MARIA DE TUINIERSTER VAN HET PARADIJS:
Beschouwing geïnspireerd door de Meesteres
van alle zielen
“Gods Geest heeft ons de Moeder Gods laten zien en herkennen als het Symbool voor de ware spirituele lente.” |
In de natuur zoekt Gods Intelligentie zich in deze tijd van het
jaar in het rijk der planten, bloemen en bomen uit te werken. Alles wat leven
in zich draagt, bloeit in de onzichtbare en onmeetbare kracht
van Gods werking om datgene te volbrengen waartoe het geschapen is. Zo tracht alles zijn eigen deel van de
vanwege God gekregen opdracht binnen het grote Heilsplan te
volbrengen. De mensenziel, ondanks het feit dat zij als kroon op
de Schepping was bedoeld, vergeet heel gemakkelijk dat zij net
zoals de plant, de bloem en de boom de instromingen van de
werkingen van Gods Intelligentie in zich ontvangt en aan Zijn
Levenswetten onderworpen is. Volmaakt is het leven slechts
voor het schepsel dat Gods Wetten in hun volheid gehoorzaamt en zijn
leven helemaal volgens deze Wetten richting geeft.

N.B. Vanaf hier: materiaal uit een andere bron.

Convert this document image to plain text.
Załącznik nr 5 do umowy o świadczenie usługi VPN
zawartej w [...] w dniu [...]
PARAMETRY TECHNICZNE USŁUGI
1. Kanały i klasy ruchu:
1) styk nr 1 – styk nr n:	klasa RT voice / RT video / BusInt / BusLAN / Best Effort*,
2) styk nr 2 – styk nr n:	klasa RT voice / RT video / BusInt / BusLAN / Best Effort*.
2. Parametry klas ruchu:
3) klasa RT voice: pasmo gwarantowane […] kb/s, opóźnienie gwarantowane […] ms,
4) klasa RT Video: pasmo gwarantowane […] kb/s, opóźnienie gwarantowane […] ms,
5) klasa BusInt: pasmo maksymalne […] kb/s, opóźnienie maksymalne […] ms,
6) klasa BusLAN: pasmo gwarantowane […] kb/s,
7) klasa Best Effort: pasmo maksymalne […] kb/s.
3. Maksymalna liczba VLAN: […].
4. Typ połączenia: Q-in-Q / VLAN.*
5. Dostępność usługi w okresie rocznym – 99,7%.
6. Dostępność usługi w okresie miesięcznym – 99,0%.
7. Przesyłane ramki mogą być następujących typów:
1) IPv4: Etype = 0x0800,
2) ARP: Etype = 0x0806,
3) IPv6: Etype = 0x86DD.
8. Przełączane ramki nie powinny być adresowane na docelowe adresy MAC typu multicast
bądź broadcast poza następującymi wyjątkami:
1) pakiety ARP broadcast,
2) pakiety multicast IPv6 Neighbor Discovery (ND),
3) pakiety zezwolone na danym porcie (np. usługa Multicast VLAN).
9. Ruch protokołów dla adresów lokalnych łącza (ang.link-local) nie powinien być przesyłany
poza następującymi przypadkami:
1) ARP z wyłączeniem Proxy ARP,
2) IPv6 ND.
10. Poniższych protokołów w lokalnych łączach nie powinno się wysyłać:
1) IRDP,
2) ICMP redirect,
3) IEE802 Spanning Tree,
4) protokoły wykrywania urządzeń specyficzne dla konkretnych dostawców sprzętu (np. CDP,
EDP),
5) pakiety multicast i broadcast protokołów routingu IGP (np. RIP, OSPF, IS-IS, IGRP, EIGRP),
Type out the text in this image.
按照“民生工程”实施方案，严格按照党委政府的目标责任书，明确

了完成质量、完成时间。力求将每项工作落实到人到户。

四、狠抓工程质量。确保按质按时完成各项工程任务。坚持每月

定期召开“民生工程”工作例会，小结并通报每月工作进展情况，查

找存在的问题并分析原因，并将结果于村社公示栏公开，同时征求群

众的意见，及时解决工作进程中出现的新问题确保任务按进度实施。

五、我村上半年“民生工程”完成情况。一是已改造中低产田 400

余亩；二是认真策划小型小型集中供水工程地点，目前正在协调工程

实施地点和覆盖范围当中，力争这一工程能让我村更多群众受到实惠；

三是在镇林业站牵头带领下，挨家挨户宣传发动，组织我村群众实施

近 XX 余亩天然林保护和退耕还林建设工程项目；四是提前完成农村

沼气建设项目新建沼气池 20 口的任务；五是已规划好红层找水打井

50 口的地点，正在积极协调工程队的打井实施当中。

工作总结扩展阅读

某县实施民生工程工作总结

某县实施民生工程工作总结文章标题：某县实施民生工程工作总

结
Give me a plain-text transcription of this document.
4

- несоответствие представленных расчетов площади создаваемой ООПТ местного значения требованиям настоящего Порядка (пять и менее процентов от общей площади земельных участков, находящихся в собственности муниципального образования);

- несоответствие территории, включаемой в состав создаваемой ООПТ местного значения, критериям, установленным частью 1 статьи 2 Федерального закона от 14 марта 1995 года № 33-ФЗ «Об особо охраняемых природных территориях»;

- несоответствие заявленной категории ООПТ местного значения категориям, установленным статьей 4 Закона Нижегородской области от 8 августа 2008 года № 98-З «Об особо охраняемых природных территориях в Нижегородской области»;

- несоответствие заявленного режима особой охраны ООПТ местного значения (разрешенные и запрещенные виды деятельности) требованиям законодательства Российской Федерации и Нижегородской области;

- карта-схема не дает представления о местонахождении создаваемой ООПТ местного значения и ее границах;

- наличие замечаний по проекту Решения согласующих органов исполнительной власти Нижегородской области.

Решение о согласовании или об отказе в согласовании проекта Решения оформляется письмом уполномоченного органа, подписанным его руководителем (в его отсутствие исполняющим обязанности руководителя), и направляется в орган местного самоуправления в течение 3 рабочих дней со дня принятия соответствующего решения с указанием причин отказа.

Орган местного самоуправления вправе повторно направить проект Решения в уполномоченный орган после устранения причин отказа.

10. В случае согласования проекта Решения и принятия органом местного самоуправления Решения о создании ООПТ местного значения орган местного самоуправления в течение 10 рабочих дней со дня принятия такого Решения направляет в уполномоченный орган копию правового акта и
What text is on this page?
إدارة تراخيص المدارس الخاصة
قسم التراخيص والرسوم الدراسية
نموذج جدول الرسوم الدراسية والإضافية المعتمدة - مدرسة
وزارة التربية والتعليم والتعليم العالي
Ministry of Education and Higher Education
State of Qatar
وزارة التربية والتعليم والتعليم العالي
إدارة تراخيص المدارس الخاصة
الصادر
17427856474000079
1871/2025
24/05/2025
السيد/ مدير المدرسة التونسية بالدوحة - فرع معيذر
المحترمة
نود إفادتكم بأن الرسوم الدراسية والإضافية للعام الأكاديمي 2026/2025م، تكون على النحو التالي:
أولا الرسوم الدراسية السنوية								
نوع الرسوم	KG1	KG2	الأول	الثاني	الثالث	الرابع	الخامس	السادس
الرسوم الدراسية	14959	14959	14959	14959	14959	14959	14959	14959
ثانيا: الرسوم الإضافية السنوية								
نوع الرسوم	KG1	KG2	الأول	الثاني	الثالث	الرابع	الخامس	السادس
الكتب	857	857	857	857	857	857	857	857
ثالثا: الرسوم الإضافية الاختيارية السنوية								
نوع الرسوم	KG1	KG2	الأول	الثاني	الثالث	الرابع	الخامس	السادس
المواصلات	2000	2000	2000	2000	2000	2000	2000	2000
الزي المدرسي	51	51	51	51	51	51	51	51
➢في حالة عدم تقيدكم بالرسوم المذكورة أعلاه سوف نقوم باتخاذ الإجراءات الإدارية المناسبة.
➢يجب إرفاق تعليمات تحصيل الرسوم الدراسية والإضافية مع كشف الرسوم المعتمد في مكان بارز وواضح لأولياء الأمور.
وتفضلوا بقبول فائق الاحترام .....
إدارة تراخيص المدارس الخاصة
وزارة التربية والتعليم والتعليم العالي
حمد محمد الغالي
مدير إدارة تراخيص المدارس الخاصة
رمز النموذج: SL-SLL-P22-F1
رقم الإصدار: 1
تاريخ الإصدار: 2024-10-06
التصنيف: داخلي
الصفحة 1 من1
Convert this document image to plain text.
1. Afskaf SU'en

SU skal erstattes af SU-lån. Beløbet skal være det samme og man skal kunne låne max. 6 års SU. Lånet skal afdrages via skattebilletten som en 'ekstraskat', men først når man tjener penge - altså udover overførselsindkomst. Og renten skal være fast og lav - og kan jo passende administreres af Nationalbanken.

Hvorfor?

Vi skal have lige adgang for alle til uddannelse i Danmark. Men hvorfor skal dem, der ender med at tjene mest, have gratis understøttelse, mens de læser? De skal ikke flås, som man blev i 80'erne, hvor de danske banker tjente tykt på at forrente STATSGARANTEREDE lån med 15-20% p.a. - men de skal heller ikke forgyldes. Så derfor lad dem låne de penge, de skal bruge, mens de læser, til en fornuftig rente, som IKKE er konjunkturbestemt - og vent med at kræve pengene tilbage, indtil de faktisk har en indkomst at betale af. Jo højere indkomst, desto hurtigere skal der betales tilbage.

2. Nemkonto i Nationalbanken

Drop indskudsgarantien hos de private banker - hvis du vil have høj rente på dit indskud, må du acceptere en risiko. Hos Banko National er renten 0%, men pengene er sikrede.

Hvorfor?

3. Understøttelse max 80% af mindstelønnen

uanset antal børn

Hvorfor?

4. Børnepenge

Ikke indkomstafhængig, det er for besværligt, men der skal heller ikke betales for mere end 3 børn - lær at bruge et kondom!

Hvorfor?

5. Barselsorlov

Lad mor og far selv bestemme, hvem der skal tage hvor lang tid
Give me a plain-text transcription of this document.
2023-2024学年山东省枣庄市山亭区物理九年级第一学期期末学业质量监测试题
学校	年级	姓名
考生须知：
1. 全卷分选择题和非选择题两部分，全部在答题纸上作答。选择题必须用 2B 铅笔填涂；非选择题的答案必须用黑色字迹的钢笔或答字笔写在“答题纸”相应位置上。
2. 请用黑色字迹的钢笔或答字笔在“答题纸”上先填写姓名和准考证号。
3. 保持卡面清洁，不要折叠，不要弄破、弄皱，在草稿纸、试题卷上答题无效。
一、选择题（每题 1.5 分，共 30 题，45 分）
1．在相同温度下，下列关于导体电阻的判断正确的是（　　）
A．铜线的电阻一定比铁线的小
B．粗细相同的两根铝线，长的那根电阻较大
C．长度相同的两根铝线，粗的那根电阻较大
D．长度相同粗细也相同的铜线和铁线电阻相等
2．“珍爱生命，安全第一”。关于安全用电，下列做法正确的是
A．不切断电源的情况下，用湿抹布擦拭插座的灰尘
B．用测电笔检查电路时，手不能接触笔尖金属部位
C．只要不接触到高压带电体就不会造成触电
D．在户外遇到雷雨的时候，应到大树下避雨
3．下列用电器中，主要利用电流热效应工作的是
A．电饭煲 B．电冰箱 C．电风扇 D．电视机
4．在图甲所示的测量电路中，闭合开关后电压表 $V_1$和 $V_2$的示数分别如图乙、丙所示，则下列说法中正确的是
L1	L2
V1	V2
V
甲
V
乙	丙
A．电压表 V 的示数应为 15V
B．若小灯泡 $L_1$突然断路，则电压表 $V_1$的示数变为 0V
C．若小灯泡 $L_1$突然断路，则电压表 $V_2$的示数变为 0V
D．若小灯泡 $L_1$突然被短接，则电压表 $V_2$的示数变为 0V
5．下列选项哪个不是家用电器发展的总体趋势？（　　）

Lente betekent nieuw leven. Gods Geest heeft ons de Moeder Gods laten zien en herkennen als
het Symbool voor de ware spirituele lente. Deze kennis loopt precies zoals een gouden draad
doorheen onze hele verkondiging. God laat de zielen in deze Laatste
Tijden Maria ontdekken en waarderen
als een wonderbare Brug. De Heilige Maagd beschikt over de Liefde
en over de nog zozeer miskende macht om zielen inwendig zo om
te vormen, dat het zaad van hun talenten en gaven niet langer
onbenut blijft liggen en niet langer beetje bij beetje door het onkruid
van wereldse invloeden wordt verteerd, doch dat dit zaad de ware lente kan
beleven.
Een leven in en met Maria betekent een wedergeboorte, een
opstanding uit het graf van de wereldse verlangens en gehechtheden voor een
bloei zoals de ziel zich deze doorgaans nooit had kunnen voorstellen. De lentebloesems in de ziel zijn de deugden,
die uit de winterslaap van het werelds leven tot nieuw
leven worden gewekt en die geleidelijk aan uit het sap van de
Hemelse bezieling van Maria’s innige Tegenwoordigheid de
vruchten van een zomer in de ziel bereiden. Wonderbare
ruil: God schenkt de ziel Maria, die deze ziel voedt met de melk van totaal
nieuwe inzichten en wijzen van beschouwen, en de ziel... bloeit en rijpt,
ter ere van God en ten dienste van Zijn Heilsplan.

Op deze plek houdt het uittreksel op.